Opinión | LA RAZÓN MANDA

De nuevo la Transición

Exaltado este periodo, ojalá no se hubiera necesitado de haber podido participar en la reconstrucción de Europa en los años 50

Qué sé yo la de veces que hemos escrito sobre la bienaventurada Transición, ese apaciguamiento, esa avenencia -aunque todavía quedan injusticias por solventar- de las dos Españas que, con la Constitución de la Concordia, puso fin a 40 años de franquismo: época sin libertades, sin pluralismo, sin democracia.

Siempre hemos dilatado el tiempo de la Transición, llevándola hasta que ingresamos en la actual Unión Europea (1986), porque fue la conclusión del aislamiento padecido durante la dictadura y el regreso a nuestros orígenes culturales. Pero la salida del agujero en el que caímos tras los horrores de la guerra civil, pudo haber ocurrido mucho tiempo antes de la Transición: entre 1948 y 1952, cuatrienio principal del Plan Marshall para la reconstrucción europea, en el que España no tuvo vela porque Franco había sido aliado de Hitler y Mussolini y su desaparición de la escena política fue la condición ineludible que puso Truman para que participáramos en aquel diluvio de dólares -21 billones- que pusieron en pie al viejo continente, en auge a las industrias de los USA y en prólogo a la guerra fría que separó en dos bloques irreconciliables a los aliados que habían vencido a las paranoicas potencias del Eje.

Aunque Rilke dijo -y muchas veces le hicimos caso- que es mezquino hablar de lo que no fue, en singulares ocasiones, debemos efectuar una excepción para no descafeinar la tozuda verdad histórica. Por lo tanto, hemos de precisar, lamentándolo, que España solo obtuviese, muy tarde, algunas migajas del Plan norteamericano, aunque el ministro de Asuntos Exteriores, Martín Artajo, hizo grandes esfuerzos -hay documentos que lo atestiguan- para que España recibiera parte de las ayudas. Pero dichos esfuerzos personales fracasaron porque Franco, que tanto quería a su España, amaba más el poder, al que estuvo indisolublemente unido hasta que lo desalojó la muerte en 1975.

En alguna ocasión, llevados por lo antedicho, escribimos que la Transición fue una etapa ejemplar, pero habría sido innecesaria si España, tras la Segunda Guerra Mundial, hubiese tenido un régimen de libertades y, consecuentemente, sido partícipe de los fondos que resucitaron a Europa. Pero, la penosa realidad es que, mientras ese resurgir sucedía en los países de nuestro alrededor, aquí continuábamos con las cartillas de racionamiento, el estraperlo, los rosarios de la aurora, «la pertinaz sequía que asola nuestros campos» y algunos tiros de gracia al amanecer. Esa es la verdad que no se la salta ni un galgo ni un torero y que, tantas veces, nos la tergiversaron.

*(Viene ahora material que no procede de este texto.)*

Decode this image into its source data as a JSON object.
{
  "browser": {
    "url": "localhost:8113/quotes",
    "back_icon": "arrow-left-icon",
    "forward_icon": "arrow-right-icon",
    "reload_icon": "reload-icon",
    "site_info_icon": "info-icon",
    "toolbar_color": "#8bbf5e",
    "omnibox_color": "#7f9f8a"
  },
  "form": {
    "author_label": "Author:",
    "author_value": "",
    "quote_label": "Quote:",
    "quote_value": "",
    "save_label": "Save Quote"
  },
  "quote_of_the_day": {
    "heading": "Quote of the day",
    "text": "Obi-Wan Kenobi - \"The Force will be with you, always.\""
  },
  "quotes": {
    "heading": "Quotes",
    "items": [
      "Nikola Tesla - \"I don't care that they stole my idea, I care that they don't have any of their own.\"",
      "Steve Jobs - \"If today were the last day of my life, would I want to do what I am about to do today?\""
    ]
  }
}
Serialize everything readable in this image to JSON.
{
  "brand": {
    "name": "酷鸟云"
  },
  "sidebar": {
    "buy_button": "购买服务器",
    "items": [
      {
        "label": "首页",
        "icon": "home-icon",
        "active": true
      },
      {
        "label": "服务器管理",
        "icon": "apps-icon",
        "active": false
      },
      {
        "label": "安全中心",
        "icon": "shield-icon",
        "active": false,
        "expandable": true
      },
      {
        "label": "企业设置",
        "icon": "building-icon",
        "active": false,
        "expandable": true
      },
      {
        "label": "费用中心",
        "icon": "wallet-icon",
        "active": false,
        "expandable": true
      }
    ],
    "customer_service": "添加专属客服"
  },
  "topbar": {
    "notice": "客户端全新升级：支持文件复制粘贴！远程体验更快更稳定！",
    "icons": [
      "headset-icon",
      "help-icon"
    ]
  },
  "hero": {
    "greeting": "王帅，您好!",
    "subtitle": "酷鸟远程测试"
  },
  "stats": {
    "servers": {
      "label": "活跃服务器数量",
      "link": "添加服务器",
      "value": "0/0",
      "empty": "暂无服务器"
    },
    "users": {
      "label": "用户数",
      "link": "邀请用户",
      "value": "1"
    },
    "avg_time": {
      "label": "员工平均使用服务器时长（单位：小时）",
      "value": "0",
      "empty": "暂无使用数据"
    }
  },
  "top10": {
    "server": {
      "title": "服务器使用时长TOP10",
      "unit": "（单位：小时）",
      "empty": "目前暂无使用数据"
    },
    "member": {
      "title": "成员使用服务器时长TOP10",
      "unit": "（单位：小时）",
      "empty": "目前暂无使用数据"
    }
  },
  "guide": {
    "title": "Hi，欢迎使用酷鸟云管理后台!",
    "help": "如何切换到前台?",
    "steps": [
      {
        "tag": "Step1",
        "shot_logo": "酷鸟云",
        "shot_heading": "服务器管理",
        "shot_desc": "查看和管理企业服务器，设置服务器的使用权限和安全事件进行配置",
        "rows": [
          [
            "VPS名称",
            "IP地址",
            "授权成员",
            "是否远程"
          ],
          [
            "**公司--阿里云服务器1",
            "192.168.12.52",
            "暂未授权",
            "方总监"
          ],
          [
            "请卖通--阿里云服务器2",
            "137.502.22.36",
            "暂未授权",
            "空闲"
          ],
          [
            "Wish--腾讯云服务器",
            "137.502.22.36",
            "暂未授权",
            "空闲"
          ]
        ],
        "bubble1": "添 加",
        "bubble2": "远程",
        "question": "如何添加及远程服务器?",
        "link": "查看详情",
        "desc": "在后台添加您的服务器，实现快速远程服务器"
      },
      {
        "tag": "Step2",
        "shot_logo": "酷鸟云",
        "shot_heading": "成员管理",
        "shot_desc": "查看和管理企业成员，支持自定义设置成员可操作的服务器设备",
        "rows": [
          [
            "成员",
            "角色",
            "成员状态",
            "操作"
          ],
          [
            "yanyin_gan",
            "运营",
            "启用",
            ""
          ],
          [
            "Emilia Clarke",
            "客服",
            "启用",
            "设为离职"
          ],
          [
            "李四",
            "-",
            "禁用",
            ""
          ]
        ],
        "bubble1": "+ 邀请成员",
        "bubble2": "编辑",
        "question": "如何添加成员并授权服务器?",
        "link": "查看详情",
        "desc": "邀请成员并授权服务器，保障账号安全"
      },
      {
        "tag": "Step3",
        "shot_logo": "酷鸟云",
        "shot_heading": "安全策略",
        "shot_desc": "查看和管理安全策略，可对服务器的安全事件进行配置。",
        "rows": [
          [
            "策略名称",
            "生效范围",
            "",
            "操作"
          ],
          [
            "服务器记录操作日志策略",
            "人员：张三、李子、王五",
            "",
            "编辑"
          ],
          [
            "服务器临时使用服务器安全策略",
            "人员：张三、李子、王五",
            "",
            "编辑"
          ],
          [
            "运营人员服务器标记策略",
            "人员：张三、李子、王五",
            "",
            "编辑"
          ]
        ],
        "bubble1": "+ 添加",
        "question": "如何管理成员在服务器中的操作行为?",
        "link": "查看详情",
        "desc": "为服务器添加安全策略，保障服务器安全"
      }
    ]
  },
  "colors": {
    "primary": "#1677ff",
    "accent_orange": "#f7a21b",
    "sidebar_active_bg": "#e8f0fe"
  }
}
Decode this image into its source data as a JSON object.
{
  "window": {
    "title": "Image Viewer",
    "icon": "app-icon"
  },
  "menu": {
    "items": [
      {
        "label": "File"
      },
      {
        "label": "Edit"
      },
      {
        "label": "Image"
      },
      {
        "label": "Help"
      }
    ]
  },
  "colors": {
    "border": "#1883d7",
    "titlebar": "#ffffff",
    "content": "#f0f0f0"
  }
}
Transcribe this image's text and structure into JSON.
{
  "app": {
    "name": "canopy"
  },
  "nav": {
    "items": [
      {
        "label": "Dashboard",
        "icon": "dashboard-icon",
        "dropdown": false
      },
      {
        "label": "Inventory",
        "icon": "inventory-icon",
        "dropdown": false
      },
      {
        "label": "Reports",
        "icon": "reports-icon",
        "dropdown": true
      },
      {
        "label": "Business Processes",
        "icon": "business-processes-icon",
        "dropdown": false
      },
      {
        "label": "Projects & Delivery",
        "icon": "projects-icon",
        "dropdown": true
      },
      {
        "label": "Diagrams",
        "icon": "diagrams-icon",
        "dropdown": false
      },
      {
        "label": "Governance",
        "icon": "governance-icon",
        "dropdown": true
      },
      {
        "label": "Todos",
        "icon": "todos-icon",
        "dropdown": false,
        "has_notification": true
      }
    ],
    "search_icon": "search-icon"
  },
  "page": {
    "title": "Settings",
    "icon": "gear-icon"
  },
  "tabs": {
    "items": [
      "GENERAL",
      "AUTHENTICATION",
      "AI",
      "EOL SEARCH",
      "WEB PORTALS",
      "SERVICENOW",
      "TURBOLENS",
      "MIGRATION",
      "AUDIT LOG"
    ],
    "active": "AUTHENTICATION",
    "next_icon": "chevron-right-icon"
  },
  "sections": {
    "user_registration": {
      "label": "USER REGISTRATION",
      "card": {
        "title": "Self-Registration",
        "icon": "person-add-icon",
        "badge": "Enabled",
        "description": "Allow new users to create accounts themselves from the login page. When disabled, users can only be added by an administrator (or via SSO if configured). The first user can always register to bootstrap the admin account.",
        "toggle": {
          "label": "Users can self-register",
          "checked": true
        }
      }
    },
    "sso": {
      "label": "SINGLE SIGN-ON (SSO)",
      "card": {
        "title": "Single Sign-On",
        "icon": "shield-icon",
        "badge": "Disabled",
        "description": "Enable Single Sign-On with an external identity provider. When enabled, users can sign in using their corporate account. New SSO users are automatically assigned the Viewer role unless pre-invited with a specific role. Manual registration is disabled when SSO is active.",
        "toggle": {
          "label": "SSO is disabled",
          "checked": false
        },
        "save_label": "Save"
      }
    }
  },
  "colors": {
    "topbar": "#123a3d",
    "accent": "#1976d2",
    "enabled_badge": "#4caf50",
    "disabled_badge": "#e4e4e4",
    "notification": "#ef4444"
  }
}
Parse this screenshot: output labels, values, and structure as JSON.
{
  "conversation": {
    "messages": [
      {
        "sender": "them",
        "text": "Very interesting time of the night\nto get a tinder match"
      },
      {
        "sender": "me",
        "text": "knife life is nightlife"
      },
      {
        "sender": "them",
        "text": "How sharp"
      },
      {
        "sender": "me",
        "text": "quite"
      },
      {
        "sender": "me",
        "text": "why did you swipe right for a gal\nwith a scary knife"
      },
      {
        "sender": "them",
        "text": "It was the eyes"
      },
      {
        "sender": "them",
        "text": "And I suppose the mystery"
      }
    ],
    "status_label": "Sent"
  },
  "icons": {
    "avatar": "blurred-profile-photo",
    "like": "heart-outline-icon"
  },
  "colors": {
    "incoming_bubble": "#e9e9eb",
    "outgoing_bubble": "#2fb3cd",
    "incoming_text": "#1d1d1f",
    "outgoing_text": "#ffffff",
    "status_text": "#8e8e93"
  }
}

Esta reflexión nos conduce a considerar que los frutos democráticos de la Transición pusieron, igualmente, de manifiesto, diez siglos después, la razón que llevaba un muladí cordobés, Abenhazam, tratadista del amor sufí, cuando escribió: «La flor de la guerra civil es siempre infecunda». Y tanto.

Exaltada sea la Transición, pero ojalá no la hubiésemos necesitado, de haber podido participar en la reconstrucción de Europa cuando corrían los años 50 del siglo pasado. Es decir, veintitantos años antes de la Constitución del 78.

Y, por último, un favor: que nadie vea en los que acabamos de escribir un lamento, pues solo es la verificación -para que lo conozcan las nuevas generaciones, tan poco aficionadas a la Historia- de lo que pudo haber sucedido y no aconteció.